A: WenetSpeech-Yue is significantly larger (21,800 hours vs. typically under 500 hours for other datasets) and more comprehensive, with multi-dimensional annotations covering speaker attributes, quality metrics, and precise timestamps, unlike previous datasets that primarily offered only speech-text alignment.

Q: What is the confidence score in the dataset metadata?
A: The confidence score represents the agreement level between multiple ASR systems during the ROVER voting process, with higher scores indicating more reliable transcriptions. This enables effective data filtering for different training stages.

Q: Can I use WenetSpeech-Yue for commercial applications?
A: The dataset is released under open-source licenses that permit commercial use, but we recommend checking the specific license terms for each component (dataset, models, code) to ensure compliance.

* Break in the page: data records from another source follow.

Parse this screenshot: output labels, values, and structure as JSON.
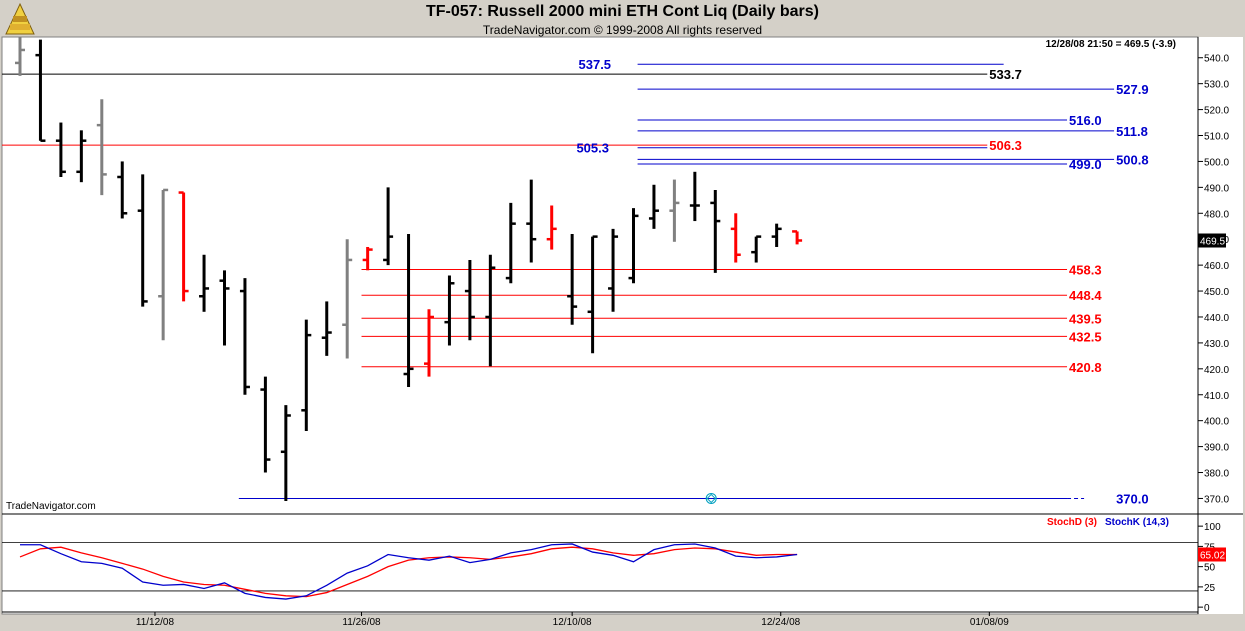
{
  "header": {
    "title": "TF-057:  Russell 2000 mini ETH Cont Liq  (Daily bars)",
    "subtitle": "TradeNavigator.com © 1999-2008 All rights reserved",
    "quote": "12/28/08 21:50 = 469.5 (-3.9)",
    "watermark": "TradeNavigator.com"
  },
  "colors": {
    "background": "#ffffff",
    "frame": "#d4d0c8",
    "up_bar": "#000000",
    "down_bar": "#ff0000",
    "neutral_bar": "#808080",
    "level_red": "#ff0000",
    "level_blue": "#0000cc",
    "stoch_d": "#ff0000",
    "stoch_k": "#0000cc"
  },
  "chart_data": [
    {
      "type": "ohlc",
      "ylim": [
        364,
        548
      ],
      "y_ticks": [
        370,
        380,
        390,
        400,
        410,
        420,
        430,
        440,
        450,
        460,
        470,
        480,
        490,
        500,
        510,
        520,
        530,
        540
      ],
      "x_tick_labels": [
        "11/12/08",
        "11/26/08",
        "12/10/08",
        "12/24/08",
        "01/08/09"
      ],
      "x_tick_bars": [
        6.6,
        16.7,
        27.0,
        37.2,
        47.4
      ],
      "last_price_label": "469.5",
      "bars": [
        {
          "o": 538,
          "h": 548,
          "l": 533,
          "c": 543,
          "col": "neutral"
        },
        {
          "o": 541,
          "h": 547,
          "l": 508,
          "c": 508,
          "col": "up"
        },
        {
          "o": 508,
          "h": 515,
          "l": 494,
          "c": 496,
          "col": "up"
        },
        {
          "o": 496,
          "h": 512,
          "l": 492,
          "c": 508,
          "col": "up"
        },
        {
          "o": 514,
          "h": 524,
          "l": 487,
          "c": 495,
          "col": "neutral"
        },
        {
          "o": 494,
          "h": 500,
          "l": 478,
          "c": 480,
          "col": "up"
        },
        {
          "o": 481,
          "h": 495,
          "l": 444,
          "c": 446,
          "col": "up"
        },
        {
          "o": 448,
          "h": 489,
          "l": 431,
          "c": 489,
          "col": "neutral"
        },
        {
          "o": 488,
          "h": 488,
          "l": 446,
          "c": 450,
          "col": "down"
        },
        {
          "o": 448,
          "h": 464,
          "l": 442,
          "c": 451,
          "col": "up"
        },
        {
          "o": 454,
          "h": 458,
          "l": 429,
          "c": 451,
          "col": "up"
        },
        {
          "o": 450,
          "h": 455,
          "l": 410,
          "c": 413,
          "col": "up"
        },
        {
          "o": 412,
          "h": 417,
          "l": 380,
          "c": 385,
          "col": "up"
        },
        {
          "o": 388,
          "h": 406,
          "l": 369,
          "c": 402,
          "col": "up"
        },
        {
          "o": 404,
          "h": 439,
          "l": 396,
          "c": 433,
          "col": "up"
        },
        {
          "o": 432,
          "h": 446,
          "l": 425,
          "c": 434,
          "col": "up"
        },
        {
          "o": 437,
          "h": 470,
          "l": 424,
          "c": 462,
          "col": "neutral"
        },
        {
          "o": 462,
          "h": 467,
          "l": 458,
          "c": 466,
          "col": "down"
        },
        {
          "o": 462,
          "h": 490,
          "l": 460,
          "c": 471,
          "col": "up"
        },
        {
          "o": 418,
          "h": 472,
          "l": 413,
          "c": 420,
          "col": "up"
        },
        {
          "o": 422,
          "h": 443,
          "l": 417,
          "c": 440,
          "col": "down"
        },
        {
          "o": 438,
          "h": 456,
          "l": 429,
          "c": 453,
          "col": "up"
        },
        {
          "o": 450,
          "h": 462,
          "l": 431,
          "c": 440,
          "col": "up"
        },
        {
          "o": 440,
          "h": 464,
          "l": 421,
          "c": 459,
          "col": "up"
        },
        {
          "o": 455,
          "h": 484,
          "l": 453,
          "c": 476,
          "col": "up"
        },
        {
          "o": 476,
          "h": 493,
          "l": 461,
          "c": 470,
          "col": "up"
        },
        {
          "o": 470,
          "h": 483,
          "l": 466,
          "c": 474,
          "col": "down"
        },
        {
          "o": 448,
          "h": 472,
          "l": 437,
          "c": 444,
          "col": "up"
        },
        {
          "o": 442,
          "h": 471,
          "l": 426,
          "c": 471,
          "col": "up"
        },
        {
          "o": 451,
          "h": 474,
          "l": 442,
          "c": 471,
          "col": "up"
        },
        {
          "o": 455,
          "h": 482,
          "l": 453,
          "c": 479,
          "col": "up"
        },
        {
          "o": 478,
          "h": 491,
          "l": 474,
          "c": 481,
          "col": "up"
        },
        {
          "o": 481,
          "h": 493,
          "l": 469,
          "c": 484,
          "col": "neutral"
        },
        {
          "o": 483,
          "h": 496,
          "l": 477,
          "c": 483,
          "col": "up"
        },
        {
          "o": 484,
          "h": 489,
          "l": 457,
          "c": 477,
          "col": "up"
        },
        {
          "o": 474,
          "h": 480,
          "l": 461,
          "c": 464,
          "col": "down"
        },
        {
          "o": 465,
          "h": 471,
          "l": 461,
          "c": 471,
          "col": "up"
        },
        {
          "o": 471,
          "h": 476,
          "l": 467,
          "c": 474,
          "col": "up"
        },
        {
          "o": 473,
          "h": 473,
          "l": 468,
          "c": 469.5,
          "col": "down"
        }
      ]
    },
    {
      "type": "line",
      "title": "StochD (3)   StochK (14,3)",
      "ylim": [
        -6,
        115
      ],
      "y_ticks": [
        0,
        25,
        50,
        75,
        100
      ],
      "hlines": [
        20,
        80
      ],
      "last_value_label": "65.02",
      "series": [
        {
          "name": "StochD (3)",
          "color": "#ff0000",
          "values": [
            62,
            72,
            74,
            67,
            61,
            54,
            47,
            38,
            31,
            28,
            27,
            22,
            17,
            14,
            13,
            18,
            28,
            38,
            50,
            58,
            61,
            62,
            61,
            59,
            62,
            66,
            72,
            74,
            72,
            67,
            64,
            66,
            71,
            73,
            72,
            68,
            64,
            65,
            65
          ]
        },
        {
          "name": "StochK (14,3)",
          "color": "#0000cc",
          "values": [
            77,
            77,
            66,
            56,
            54,
            48,
            31,
            27,
            28,
            23,
            30,
            17,
            12,
            10,
            14,
            27,
            42,
            51,
            65,
            61,
            58,
            63,
            55,
            59,
            67,
            71,
            77,
            78,
            68,
            64,
            56,
            71,
            77,
            78,
            73,
            63,
            61,
            62,
            65
          ]
        }
      ]
    }
  ],
  "levels": [
    {
      "value": 537.5,
      "label": "537.5",
      "color": "#0000cc",
      "from": 30.2,
      "to": 48.1,
      "label_at": "left",
      "label_bar": 29.0
    },
    {
      "value": 533.7,
      "label": "533.7",
      "color": "#000000",
      "from": 0,
      "to": 47.3,
      "label_at": "right"
    },
    {
      "value": 527.9,
      "label": "527.9",
      "color": "#0000cc",
      "from": 30.2,
      "to": 53.5,
      "label_at": "right"
    },
    {
      "value": 516.0,
      "label": "516.0",
      "color": "#0000cc",
      "from": 30.2,
      "to": 51.2,
      "label_at": "right"
    },
    {
      "value": 511.8,
      "label": "511.8",
      "color": "#0000cc",
      "from": 30.2,
      "to": 53.5,
      "label_at": "right"
    },
    {
      "value": 506.3,
      "label": "506.3",
      "color": "#ff0000",
      "from": 0,
      "to": 47.3,
      "label_at": "right"
    },
    {
      "value": 505.3,
      "label": "505.3",
      "color": "#0000cc",
      "from": 30.2,
      "to": 47.3,
      "label_at": "left",
      "label_bar": 28.9
    },
    {
      "value": 500.8,
      "label": "500.8",
      "color": "#0000cc",
      "from": 30.2,
      "to": 53.5,
      "label_at": "right"
    },
    {
      "value": 499.0,
      "label": "499.0",
      "color": "#0000cc",
      "from": 30.2,
      "to": 51.2,
      "label_at": "right"
    },
    {
      "value": 458.3,
      "label": "458.3",
      "color": "#ff0000",
      "from": 16.7,
      "to": 51.2,
      "label_at": "right"
    },
    {
      "value": 448.4,
      "label": "448.4",
      "color": "#ff0000",
      "from": 16.7,
      "to": 51.2,
      "label_at": "right"
    },
    {
      "value": 439.5,
      "label": "439.5",
      "color": "#ff0000",
      "from": 16.7,
      "to": 51.2,
      "label_at": "right"
    },
    {
      "value": 432.5,
      "label": "432.5",
      "color": "#ff0000",
      "from": 16.7,
      "to": 51.2,
      "label_at": "right"
    },
    {
      "value": 420.8,
      "label": "420.8",
      "color": "#ff0000",
      "from": 16.7,
      "to": 51.2,
      "label_at": "right"
    },
    {
      "value": 370.0,
      "label": "370.0",
      "color": "#0000cc",
      "from": 10.7,
      "to": 53.5,
      "label_at": "right",
      "dashed_from": 51.2,
      "marker_bar": 33.8
    }
  ]
}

Q: How were the audio quality metrics (DNSMOS, SNR) calculated?
A: DNSMOS scores were generated using Microsoft’s DNSMOS model for perceptual quality assessment, while SNR values were computed using the Brouhaha toolkit for signal-to-noise ratio estimation.

Q: What types of speech are included in the different domains?
A: The dataset covers diverse speech types including narrative storytelling, conversational entertainment, dramatic performances, cultural discussions, personal vlogs, technical commentaries, educational content, podcast conversations, news broadcasts, and various other speech styles.

Q: How can I contribute to or extend this dataset?
A: While the current release is complete, we welcome community feedback and suggestions through our GitHub repository. Future expansions may incorporate community-contributed data following similar quality control processes.

Q: What computational resources are recommended for working with this dataset?
A: For full dataset training, we recommend high-performance computing resources with multiple GPUs and substantial storage capacity. For inference with pre-trained models, a single modern GPU is sufficient for most applications.